Wednesday, 17 December 2014
Rolf Hut, Delft University of Technology, Delft, Netherlands, Barnabas A. Amisigo, Council for Scientific and Industrial Research (CSIR), Water Research Institute (WRI), Accra, Ghana, Susan C Steele-Dunne, Delft University of Technology, Delft, 5612, Netherlands and Nick Van De Giesen, Delft University of Technology, Faculty of Civil Engineering and Geosciences, Delft, 5612, Netherlands
The eWaterCycle project works towards running an operational hyper-resolution hydrological global model, assimilating incoming satellite data in real time, and making 14 day predictions of floods and droughts.

A problem encountered in the eWatercycle project is that the computer memory needed to store a single ensemble member becomes so large that storing enough ensembles to run the EnKF is impossible, even when using mitigating strategies such as covariance inflation or localization.

Reduction of Used Memory Ensemble Kalman Filtering (RumEnKF) is introduced as a variant on the Ensemble Kalman Filter (EnKF).
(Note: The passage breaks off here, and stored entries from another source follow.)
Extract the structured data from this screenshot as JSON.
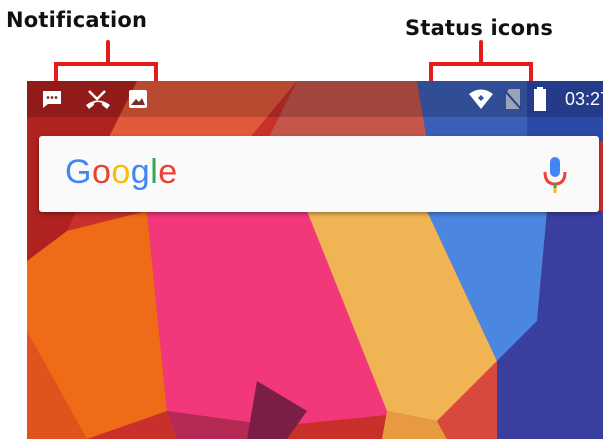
{
  "callouts": {
    "notification": "Notification",
    "status": "Status icons"
  },
  "statusbar": {
    "notification_icons": [
      "chat-icon",
      "missed-call-icon",
      "image-icon"
    ],
    "status_icons": [
      "wifi-icon",
      "no-sim-icon",
      "battery-icon"
    ],
    "time": "03:27"
  },
  "search": {
    "brand": [
      "G",
      "o",
      "o",
      "g",
      "l",
      "e"
    ],
    "brand_colors": [
      "#4285F4",
      "#EA4335",
      "#FBBC05",
      "#4285F4",
      "#34A853",
      "#EA4335"
    ],
    "mic_icon": "mic-icon"
  },
  "colors": {
    "callout_bracket": "#e31b1b",
    "statusbar_text": "#ffffff",
    "searchbar_bg": "#fafafa"
  }
}
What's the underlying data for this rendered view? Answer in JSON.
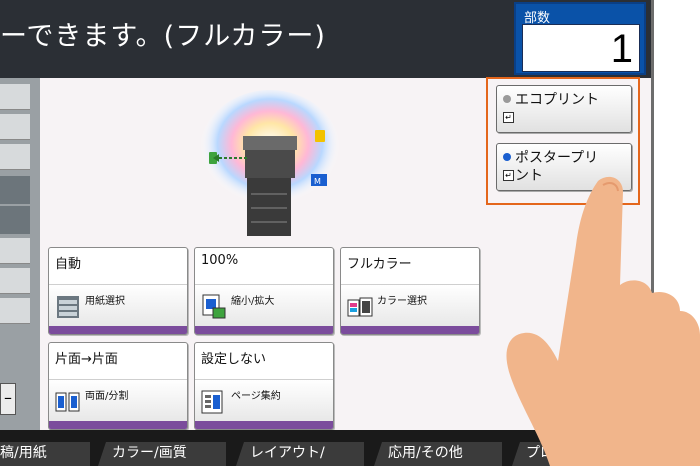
{
  "header": {
    "message": "ーできます。(フルカラー)",
    "copies_label": "部数",
    "copies_value": "1"
  },
  "tiles": [
    {
      "top": "自動",
      "sub": "用紙選択",
      "icon": "paper-select-icon"
    },
    {
      "top": "100%",
      "sub": "縮小/拡大",
      "icon": "zoom-icon"
    },
    {
      "top": "フルカラー",
      "sub": "カラー選択",
      "icon": "color-select-icon"
    },
    {
      "top": "片面→片面",
      "sub": "両面/分割",
      "icon": "duplex-icon"
    },
    {
      "top": "設定しない",
      "sub": "ページ集約",
      "icon": "page-combine-icon"
    }
  ],
  "right_buttons": {
    "eco_print": {
      "line1": "エコプリント",
      "line2": "",
      "dot_color": "#9a9a9a"
    },
    "poster_print": {
      "line1": "ポスタープリ",
      "line2": "ント",
      "dot_color": "#1a5fd0"
    }
  },
  "left_button": "–",
  "tabs": [
    "稿/用紙",
    "カラー/画質",
    "レイアウト/",
    "応用/その他",
    "プログ"
  ],
  "colors": {
    "accent_orange": "#e4661c",
    "copies_blue": "#0a52a8",
    "tile_bar_purple": "#7b4c9c"
  }
}
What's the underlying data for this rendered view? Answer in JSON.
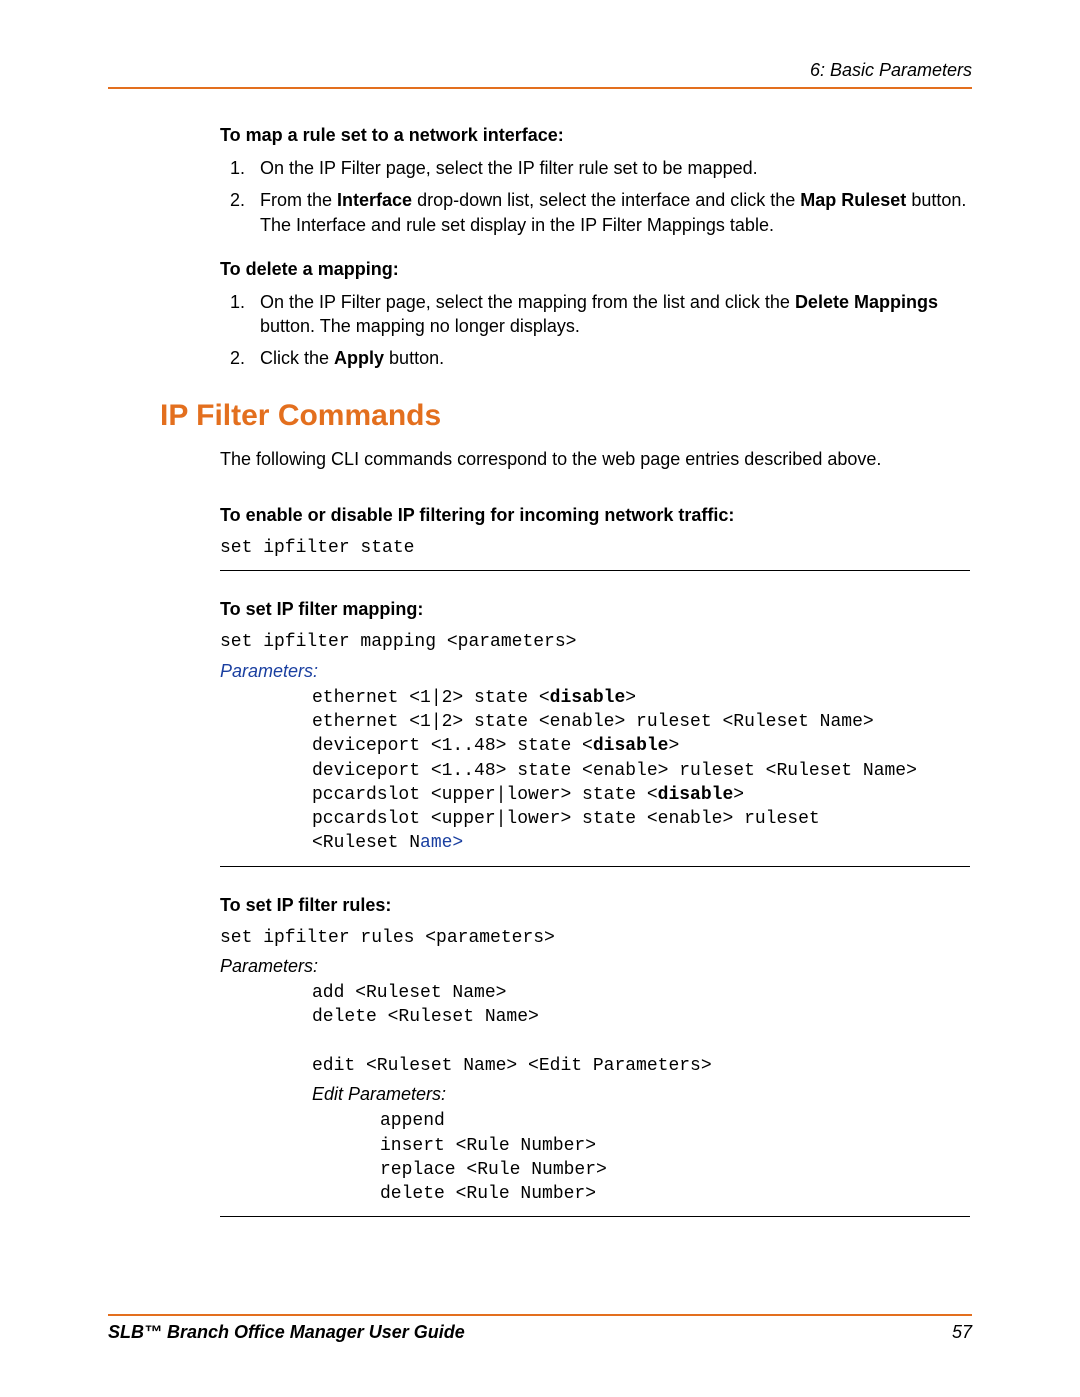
{
  "chapter_header": "6: Basic Parameters",
  "map_section": {
    "title": "To map a rule set to a network interface:",
    "step1": "On the IP Filter page, select the IP filter rule set to be mapped.",
    "step2_pre": "From the ",
    "step2_b1": "Interface",
    "step2_mid": " drop-down list, select the interface and click the ",
    "step2_b2": "Map Ruleset",
    "step2_post": " button. The Interface and rule set display in the IP Filter Mappings table."
  },
  "delete_section": {
    "title": "To delete a mapping:",
    "step1_pre": "On the IP Filter page, select the mapping from the list and click the ",
    "step1_b1": "Delete Mappings",
    "step1_post": " button. The mapping no longer displays.",
    "step2_pre": "Click the ",
    "step2_b1": "Apply",
    "step2_post": " button."
  },
  "filter_commands": {
    "heading": "IP Filter Commands",
    "intro": "The following CLI commands correspond to the web page entries described above.",
    "enable_title": "To enable or disable IP filtering for incoming network traffic:",
    "enable_cmd": "set ipfilter state",
    "mapping_title": "To set IP filter mapping:",
    "mapping_cmd": "set ipfilter mapping <parameters>",
    "params_label": "Parameters:",
    "mapping_params_1a": "ethernet <1|2> state <",
    "mapping_params_1b": "disable",
    "mapping_params_1c": ">",
    "mapping_params_2": "ethernet <1|2> state <enable> ruleset <Ruleset Name>",
    "mapping_params_3a": "deviceport <1..48> state <",
    "mapping_params_3b": "disable",
    "mapping_params_3c": ">",
    "mapping_params_4": "deviceport <1..48> state <enable> ruleset <Ruleset Name>",
    "mapping_params_5a": "pccardslot <upper|lower> state <",
    "mapping_params_5b": "disable",
    "mapping_params_5c": ">",
    "mapping_params_6": "pccardslot <upper|lower> state <enable> ruleset ",
    "mapping_params_7a": "<Ruleset N",
    "mapping_params_7b": "ame>",
    "rules_title": "To set IP filter rules:",
    "rules_cmd": "set ipfilter rules <parameters>",
    "rules_p1": "add <Ruleset Name>",
    "rules_p2": "delete <Ruleset Name>",
    "rules_p3": "edit <Ruleset Name> <Edit Parameters>",
    "edit_params_label": "Edit Parameters:",
    "rules_e1": "append",
    "rules_e2": "insert <Rule Number>",
    "rules_e3": "replace <Rule Number>",
    "rules_e4": "delete <Rule Number>"
  },
  "footer": {
    "left": "SLB™ Branch Office Manager User Guide",
    "page": "57"
  }
}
RumEnKF differs from EnKF in that it does not store the entire ensemble, but rather only saves the first two moments of the ensemble distribution. In this way, the number of ensemble members that can be calculated is less dependent on available memory, and mainly on available computing power (CPU). RumEnKF is developed to make optimal use of current generation super computer architecture, where the number of available floating point operations (flops) increases more rapidly than the available memory and where inter-node communication can quickly become a bottleneck. In this presentation, two simple models are used (auto-regressive and Lorenz) to show that RumEnKF performs similar to the EnKF. Furthermore, it is also shown that increasing the ensemble size has a similar impact on the estimation error from the two algorithms

In this preliminary results, RumEnKF reduces the used memory compared to the EnKF when the number of ensemble members is greater than half the number of state variables. Future research will focus on strategies to further reduce the memory burden of running non-linear data assimilation on very large models.